The work was prepared as a reply to the 'Hatchet of Heresies' (Antwerp, 1565), an anti-Lutheran pamphlet, translated by Richard Shacklock, of Trinity College, Cambridge, from the De origine haeresium nostri temporis of cardinal Stanislaus Hosius, bishop of Chełmno and Warmia. Barthlet, scandalised by Shacklock's contempt for the doctrines of the Reformation, tried to show that all Roman Catholic doctrines were tainted by heresies traceable to either Judas Iscariot or Simon Magus.

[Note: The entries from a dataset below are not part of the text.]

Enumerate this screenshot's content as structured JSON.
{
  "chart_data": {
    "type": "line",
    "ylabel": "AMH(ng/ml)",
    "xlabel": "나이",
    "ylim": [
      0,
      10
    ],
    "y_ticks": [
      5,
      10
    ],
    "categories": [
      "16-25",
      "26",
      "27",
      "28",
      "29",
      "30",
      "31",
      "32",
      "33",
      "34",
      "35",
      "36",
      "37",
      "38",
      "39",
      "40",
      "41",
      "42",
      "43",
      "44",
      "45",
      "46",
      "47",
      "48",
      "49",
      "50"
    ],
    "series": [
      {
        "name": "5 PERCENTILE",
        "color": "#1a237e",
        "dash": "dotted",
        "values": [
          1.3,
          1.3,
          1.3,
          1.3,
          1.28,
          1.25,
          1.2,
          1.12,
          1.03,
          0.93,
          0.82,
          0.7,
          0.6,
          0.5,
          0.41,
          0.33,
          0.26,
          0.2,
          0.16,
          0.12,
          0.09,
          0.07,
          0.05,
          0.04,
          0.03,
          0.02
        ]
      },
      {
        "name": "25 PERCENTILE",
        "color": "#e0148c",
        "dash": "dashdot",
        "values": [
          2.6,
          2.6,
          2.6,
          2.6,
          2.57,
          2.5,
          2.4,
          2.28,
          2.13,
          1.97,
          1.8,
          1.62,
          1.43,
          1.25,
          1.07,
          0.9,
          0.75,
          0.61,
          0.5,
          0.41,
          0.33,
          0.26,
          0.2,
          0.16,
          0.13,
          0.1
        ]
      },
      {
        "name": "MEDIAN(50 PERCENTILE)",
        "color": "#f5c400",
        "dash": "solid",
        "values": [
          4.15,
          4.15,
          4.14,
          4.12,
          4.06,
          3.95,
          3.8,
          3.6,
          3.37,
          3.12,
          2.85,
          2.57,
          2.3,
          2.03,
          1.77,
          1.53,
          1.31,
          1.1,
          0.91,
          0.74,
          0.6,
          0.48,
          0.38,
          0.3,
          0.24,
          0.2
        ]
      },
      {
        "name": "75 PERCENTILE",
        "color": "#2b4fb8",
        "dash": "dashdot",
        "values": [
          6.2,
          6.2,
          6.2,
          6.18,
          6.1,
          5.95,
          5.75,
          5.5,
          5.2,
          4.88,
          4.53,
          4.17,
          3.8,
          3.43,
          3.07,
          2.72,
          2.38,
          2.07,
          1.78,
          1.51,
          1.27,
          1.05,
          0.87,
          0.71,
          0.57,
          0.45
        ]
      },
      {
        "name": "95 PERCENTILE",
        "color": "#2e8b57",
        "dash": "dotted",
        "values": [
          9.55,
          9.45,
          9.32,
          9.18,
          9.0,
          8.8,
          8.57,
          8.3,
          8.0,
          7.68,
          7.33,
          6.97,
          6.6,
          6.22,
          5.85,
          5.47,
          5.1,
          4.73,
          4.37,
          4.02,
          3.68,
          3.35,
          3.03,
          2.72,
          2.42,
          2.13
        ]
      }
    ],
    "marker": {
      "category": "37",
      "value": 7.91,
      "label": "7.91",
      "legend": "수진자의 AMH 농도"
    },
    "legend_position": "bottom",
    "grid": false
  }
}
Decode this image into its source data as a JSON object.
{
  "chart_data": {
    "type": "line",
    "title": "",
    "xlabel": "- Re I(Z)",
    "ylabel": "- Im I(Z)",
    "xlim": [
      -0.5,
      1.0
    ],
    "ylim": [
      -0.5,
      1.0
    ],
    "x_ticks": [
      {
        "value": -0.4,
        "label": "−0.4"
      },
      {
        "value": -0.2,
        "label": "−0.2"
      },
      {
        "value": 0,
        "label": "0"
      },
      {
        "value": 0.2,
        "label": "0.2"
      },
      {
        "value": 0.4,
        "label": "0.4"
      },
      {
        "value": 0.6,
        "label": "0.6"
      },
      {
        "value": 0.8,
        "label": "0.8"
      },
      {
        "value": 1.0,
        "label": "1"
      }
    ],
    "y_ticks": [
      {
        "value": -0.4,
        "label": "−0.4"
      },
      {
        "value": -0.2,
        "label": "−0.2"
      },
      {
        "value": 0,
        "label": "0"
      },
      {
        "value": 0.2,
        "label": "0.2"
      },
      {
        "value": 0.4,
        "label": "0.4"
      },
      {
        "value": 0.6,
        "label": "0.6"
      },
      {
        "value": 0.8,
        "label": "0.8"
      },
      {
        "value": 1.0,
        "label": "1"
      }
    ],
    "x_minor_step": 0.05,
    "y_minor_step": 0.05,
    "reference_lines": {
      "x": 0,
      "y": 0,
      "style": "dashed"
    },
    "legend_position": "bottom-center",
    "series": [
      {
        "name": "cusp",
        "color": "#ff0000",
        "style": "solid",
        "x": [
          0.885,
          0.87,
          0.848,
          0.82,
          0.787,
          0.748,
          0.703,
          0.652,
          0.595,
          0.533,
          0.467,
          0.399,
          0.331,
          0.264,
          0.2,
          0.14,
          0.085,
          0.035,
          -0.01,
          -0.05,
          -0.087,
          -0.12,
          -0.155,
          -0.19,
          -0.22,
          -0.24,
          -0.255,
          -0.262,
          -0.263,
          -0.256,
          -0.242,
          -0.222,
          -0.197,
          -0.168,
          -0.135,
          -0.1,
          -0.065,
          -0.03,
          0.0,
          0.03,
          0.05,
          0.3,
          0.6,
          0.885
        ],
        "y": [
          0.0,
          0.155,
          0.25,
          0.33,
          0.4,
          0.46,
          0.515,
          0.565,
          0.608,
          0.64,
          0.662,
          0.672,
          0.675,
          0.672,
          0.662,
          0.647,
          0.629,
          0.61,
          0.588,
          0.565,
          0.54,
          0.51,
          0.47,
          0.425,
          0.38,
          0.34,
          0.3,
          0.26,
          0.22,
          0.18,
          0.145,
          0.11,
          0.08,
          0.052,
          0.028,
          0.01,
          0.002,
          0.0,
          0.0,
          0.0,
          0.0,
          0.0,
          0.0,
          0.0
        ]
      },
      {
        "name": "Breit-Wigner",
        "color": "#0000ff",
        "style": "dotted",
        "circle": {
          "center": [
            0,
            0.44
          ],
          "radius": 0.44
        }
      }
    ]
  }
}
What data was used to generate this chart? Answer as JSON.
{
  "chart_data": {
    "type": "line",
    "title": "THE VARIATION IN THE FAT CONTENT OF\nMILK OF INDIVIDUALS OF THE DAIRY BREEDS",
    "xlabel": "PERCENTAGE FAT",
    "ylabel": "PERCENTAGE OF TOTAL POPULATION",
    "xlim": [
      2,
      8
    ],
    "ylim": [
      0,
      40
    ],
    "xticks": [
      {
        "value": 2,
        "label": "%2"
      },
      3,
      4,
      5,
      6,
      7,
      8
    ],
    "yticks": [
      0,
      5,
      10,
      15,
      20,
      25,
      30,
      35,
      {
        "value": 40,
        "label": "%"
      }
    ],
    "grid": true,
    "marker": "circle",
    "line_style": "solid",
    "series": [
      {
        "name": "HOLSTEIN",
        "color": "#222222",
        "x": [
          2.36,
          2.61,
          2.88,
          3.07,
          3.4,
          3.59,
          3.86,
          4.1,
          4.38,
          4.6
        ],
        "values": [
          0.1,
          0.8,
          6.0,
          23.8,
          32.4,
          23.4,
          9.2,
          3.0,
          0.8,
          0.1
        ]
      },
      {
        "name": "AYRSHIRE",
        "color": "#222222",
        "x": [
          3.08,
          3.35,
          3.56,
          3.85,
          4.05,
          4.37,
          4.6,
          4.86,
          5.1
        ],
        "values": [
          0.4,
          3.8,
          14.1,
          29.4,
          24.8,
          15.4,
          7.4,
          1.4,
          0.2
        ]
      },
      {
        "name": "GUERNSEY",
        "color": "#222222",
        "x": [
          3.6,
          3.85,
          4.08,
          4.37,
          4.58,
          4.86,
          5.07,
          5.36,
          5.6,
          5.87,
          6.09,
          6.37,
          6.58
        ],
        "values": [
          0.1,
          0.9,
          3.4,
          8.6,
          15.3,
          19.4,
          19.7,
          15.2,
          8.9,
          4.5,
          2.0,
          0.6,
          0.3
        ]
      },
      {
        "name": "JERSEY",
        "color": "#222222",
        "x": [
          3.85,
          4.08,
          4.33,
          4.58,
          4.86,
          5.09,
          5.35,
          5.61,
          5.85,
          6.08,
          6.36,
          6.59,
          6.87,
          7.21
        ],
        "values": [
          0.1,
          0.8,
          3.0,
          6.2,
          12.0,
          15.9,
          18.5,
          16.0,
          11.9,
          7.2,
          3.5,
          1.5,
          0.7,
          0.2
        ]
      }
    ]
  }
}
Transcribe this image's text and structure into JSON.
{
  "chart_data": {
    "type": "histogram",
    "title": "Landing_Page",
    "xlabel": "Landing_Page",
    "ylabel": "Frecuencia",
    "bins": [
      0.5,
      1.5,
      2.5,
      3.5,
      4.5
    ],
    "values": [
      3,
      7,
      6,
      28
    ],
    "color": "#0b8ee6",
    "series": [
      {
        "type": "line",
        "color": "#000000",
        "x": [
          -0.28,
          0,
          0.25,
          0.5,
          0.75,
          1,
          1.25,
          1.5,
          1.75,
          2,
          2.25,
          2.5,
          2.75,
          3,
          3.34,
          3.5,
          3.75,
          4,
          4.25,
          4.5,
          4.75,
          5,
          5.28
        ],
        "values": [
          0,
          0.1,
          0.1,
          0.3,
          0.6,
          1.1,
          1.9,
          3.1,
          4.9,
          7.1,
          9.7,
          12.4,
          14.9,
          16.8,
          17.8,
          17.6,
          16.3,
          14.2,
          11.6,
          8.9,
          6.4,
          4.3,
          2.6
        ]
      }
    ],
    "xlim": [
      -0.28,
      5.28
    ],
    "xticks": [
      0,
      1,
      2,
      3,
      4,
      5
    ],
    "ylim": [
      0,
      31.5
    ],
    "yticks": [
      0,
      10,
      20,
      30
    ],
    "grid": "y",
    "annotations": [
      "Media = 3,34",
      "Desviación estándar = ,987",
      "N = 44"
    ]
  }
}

His table of heretics is long, and includes such obscure sects as ‘Visiblers,’ ‘Quantitiners,’ ‘Metamorphistes,’ and ‘Mice-feeders.’ A letter from a John Bartelot to Thomas Cromwell, dated 1535, revealing a scandalous passage in the life of the prior of Crutched Friars in London, is printed from the Cottonian MS. in Wright's 'Letters relating to the Suppression of Monasteries,’ p. 59 (Camden Soc.) A John Bartlet was vicar of Stortford, Essex, from 23 February 1555–6 until 5 March 1560–1. 'One Barthlett, a divinity lecturer of St. Giles', Cripplegate,’ was suspended by Bishop Grindal on 4 May 1566. It is probable that these notices refer to the author of the 'Pedegrewe,’ whose name was very variously spelt.